MENOPAUSE : LA PREVENTION PAR LES ESTROGENES

L'effet protecteur cardio-vasculaire des estrogènes chez la femme ménopausée a fait l'objet de nombreuses recherches épidémiologiques.

Une étude réalisée par A. Nabulsi et coll. à partir d'un effectif de 4 958 femmes ménopausées a permis une analyse biologique comparative entre quatre groupes de sujets : les femmes utilisant les estrogènes seuls, celles recevant une association, celles n'ayant jamais utilisé une hormonothérapie et les femmes en ayant pris avant la ménopause.
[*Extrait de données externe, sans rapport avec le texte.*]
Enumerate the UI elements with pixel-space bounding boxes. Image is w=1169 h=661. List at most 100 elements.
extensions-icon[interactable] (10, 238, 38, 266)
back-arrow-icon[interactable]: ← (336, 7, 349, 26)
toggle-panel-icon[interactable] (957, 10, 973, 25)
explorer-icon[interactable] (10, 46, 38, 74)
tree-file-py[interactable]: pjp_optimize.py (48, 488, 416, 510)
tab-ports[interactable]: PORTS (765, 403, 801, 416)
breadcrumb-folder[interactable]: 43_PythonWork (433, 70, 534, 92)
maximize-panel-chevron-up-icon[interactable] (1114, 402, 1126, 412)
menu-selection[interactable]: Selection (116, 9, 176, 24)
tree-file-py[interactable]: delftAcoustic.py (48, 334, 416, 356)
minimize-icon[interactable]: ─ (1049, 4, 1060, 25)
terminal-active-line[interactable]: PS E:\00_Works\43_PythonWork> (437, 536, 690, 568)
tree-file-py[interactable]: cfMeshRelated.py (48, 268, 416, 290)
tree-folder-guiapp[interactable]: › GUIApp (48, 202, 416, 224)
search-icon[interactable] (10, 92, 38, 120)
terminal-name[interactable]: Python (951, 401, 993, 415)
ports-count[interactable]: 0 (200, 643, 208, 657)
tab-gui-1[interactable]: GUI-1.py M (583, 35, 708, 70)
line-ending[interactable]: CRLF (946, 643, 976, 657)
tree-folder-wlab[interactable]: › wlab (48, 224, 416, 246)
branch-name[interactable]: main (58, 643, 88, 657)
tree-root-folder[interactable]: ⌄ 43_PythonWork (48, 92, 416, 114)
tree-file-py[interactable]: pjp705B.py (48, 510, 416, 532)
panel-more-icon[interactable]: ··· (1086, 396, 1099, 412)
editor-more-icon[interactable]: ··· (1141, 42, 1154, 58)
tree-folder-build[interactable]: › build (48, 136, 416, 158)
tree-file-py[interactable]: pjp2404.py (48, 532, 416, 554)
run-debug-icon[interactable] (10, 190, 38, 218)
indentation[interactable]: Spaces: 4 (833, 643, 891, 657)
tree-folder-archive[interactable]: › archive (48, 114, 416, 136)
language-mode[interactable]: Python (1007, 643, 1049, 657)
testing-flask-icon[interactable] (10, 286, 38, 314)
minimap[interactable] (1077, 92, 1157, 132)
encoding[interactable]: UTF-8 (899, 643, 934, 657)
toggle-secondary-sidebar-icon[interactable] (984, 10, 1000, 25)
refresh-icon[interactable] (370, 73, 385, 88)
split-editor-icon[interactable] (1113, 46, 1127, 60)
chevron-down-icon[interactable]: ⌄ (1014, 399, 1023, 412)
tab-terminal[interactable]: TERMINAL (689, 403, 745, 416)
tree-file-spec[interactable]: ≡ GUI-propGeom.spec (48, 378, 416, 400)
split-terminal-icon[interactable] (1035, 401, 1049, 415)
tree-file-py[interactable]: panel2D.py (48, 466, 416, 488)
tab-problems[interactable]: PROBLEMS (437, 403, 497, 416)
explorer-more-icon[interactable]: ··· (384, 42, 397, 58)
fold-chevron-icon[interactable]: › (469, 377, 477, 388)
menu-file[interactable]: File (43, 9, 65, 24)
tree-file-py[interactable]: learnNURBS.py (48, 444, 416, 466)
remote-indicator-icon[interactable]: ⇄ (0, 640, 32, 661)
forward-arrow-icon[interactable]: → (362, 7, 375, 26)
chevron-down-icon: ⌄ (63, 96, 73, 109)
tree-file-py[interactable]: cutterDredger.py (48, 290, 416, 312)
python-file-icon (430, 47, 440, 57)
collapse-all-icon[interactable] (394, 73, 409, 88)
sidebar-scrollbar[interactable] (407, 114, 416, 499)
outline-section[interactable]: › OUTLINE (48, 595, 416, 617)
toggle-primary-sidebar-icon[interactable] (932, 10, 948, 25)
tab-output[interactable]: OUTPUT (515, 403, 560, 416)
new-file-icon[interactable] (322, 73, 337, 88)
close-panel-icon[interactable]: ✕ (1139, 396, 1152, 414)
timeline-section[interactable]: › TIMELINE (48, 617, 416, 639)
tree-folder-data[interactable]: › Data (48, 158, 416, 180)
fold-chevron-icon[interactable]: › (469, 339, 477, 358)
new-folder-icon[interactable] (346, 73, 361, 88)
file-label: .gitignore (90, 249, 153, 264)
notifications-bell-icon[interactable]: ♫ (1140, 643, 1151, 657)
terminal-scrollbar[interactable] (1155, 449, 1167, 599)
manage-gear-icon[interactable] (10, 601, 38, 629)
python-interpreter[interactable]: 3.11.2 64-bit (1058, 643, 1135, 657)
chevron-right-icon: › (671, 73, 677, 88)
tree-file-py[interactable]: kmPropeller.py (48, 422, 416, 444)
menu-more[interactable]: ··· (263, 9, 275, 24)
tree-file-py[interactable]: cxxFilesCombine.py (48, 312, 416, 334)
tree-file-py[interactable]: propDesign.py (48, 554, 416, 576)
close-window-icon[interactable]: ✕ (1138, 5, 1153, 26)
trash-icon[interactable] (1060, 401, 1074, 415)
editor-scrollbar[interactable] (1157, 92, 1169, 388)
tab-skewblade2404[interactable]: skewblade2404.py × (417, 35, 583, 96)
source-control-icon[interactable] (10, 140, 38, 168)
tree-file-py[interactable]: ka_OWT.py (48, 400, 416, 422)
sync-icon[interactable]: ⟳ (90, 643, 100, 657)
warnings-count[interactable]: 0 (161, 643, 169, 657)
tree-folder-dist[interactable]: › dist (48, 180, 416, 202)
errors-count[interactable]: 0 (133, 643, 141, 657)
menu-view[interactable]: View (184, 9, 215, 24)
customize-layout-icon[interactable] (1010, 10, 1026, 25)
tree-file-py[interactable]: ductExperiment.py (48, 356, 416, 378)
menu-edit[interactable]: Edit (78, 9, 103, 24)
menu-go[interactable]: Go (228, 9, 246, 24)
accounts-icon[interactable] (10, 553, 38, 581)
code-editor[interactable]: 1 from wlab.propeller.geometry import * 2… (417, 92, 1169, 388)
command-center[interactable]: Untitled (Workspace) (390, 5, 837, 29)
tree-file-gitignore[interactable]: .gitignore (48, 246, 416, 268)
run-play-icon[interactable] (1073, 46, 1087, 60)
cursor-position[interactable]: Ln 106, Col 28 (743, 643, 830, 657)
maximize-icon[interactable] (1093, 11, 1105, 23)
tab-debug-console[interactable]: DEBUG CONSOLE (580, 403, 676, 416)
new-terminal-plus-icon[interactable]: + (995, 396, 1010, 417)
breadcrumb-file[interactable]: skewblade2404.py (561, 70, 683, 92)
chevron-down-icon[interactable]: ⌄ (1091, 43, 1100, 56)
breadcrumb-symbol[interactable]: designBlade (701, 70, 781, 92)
Les éléments de l'étude ont comporté les taux plasmatiques des lipides (cholestérol, triglycérides, Lp (a), HDL-C et ses sous-fractions HDL 2 et HDL 3, LDL-C, Apo A1 et Apo B), du glucose, de l'insuline, les facteurs hémostatiques (fibrinogène, facteurs VII et VIII, facteur de Willebrand, protéine C et antithrombine III), ainsi que les chiffres de pression artérielle.

Approximativement 63% des femmes incluses dans l'analyse n'avaient jamais pris de traitement substitutif et 16% d'entre elles en avaient utilisé antérieurement. Parmi les 21% restant, correspondant aux femmes sous traitement hormonal, 83% prenaient des estrogènes seuls (Prémarin®) et 17% une association avec des progestatifs (acétate de médroxy-
progestérone).

Chez les utilisatrices d'estrogènes seuls, les taux moyens de triglycérides sanguins étaient significativement plus élevés que chez les autres femmes. En revanche, l'association à la progestérone a compensé cet effet par une augmentation de la clairance et une diminution de la synthèse de ces triglycérides. Il a également été noté une augmentation des taux de HDL-cholestérol, ainsi que des sous-fractions HDL-3 et HDL-2 et des Apo A1-lipoprotéines, et ceci que les estrogènes soient utilisés seuls ou en association à la progestérone. Ces effets des estrogènes sur le HDL et le HDL-2-cholestérol sont habituellement attribués à une diminution d'activité de la lipase. En revanche, le LDL-cholestérol, l'Apo B-lipoprotéine et le taux de Lp(a) ont été significativement diminués. L'abaissement du LDL-cholestérol serait secondaire à une augmentation de sa clairance plasmatique sous estrogènes.

La diminution du taux de Lp(a) apparaît intéressante puisqu'il est génétiquement déterminé et, a priori, peu sensible aux divers facteurs environnementaux.

De même, sous traitement substitutif, les taux de fibrinogène et d'antithrombine III ont été abaissés. Sous estrogènes seuls, le facteur VII et la protéine C ont été significativement plus élevés. Aucune différence n'a été notée entre les divers groupes pour les facteurs VII et Willebrand. Notamment, le taux de facteur VII n'a pas été modifié lorsque le traitement était une association. Les utilisatrices ont également présenté des glycémies et des insulinémies plus basses. Enfin, les pressions artérielles systoliques et diastoliques n'ont pas différé entre les quatre groupes.

Risque coronarien : - 42 %

Le principal handicap de cette étude non randomisée réside dans le manque de précision quant à la nature, la posologie et la durée du traitement. Par ailleurs, l'acétate de médroxyprogestérone, habituellement prescrit aux Etats-Unis et principalement utilisé dans cette étude, est susceptible de "déféminiser" le profil lipidique. Les médecins français disposent, quant à eux, de plusieurs progestatifs de synthèse pratiquement dénués d'effet androgénique et neutres au plan métabolique.

On ignore également les motifs de la mise en œuvre de l'hormonothérapie ou de l'abstention. Malgré tout, ces résultats sont en accord avec la plupart des observations précédentes, et traduisent l'action préventive bénéfique des estrogènes, notamment en association avec les progestatifs, sous réserve du bon choix de ceux-ci (c'est-à-dire à faible activité androgénique). Après ajustement, cette étude fait apparaître une réduction de 42 % du risque coronarien chez les femmes traitées, chiffre particulièrement appréciable lorsque l'on connaît l'évolution de celui-ci après la ménopause.

Néanmoins, on attend l'étude randomisée qui permettra de faire le consensus sur ce sujet...

 

Nabulsi A. et coll. : " Association of hormone-replacement therapy with various cardiovascular risk factors in postmenopausal women ". N. Engl. J. Med., 1993 ; 328 :1069 -1075.

Tirés à part: Dr. Folsom, Division of Epidemiology, School of Public health, University of Minnesota, 1300 S.Second St., Suite 300, Minneapolis, MN 55454. Etats-Unis.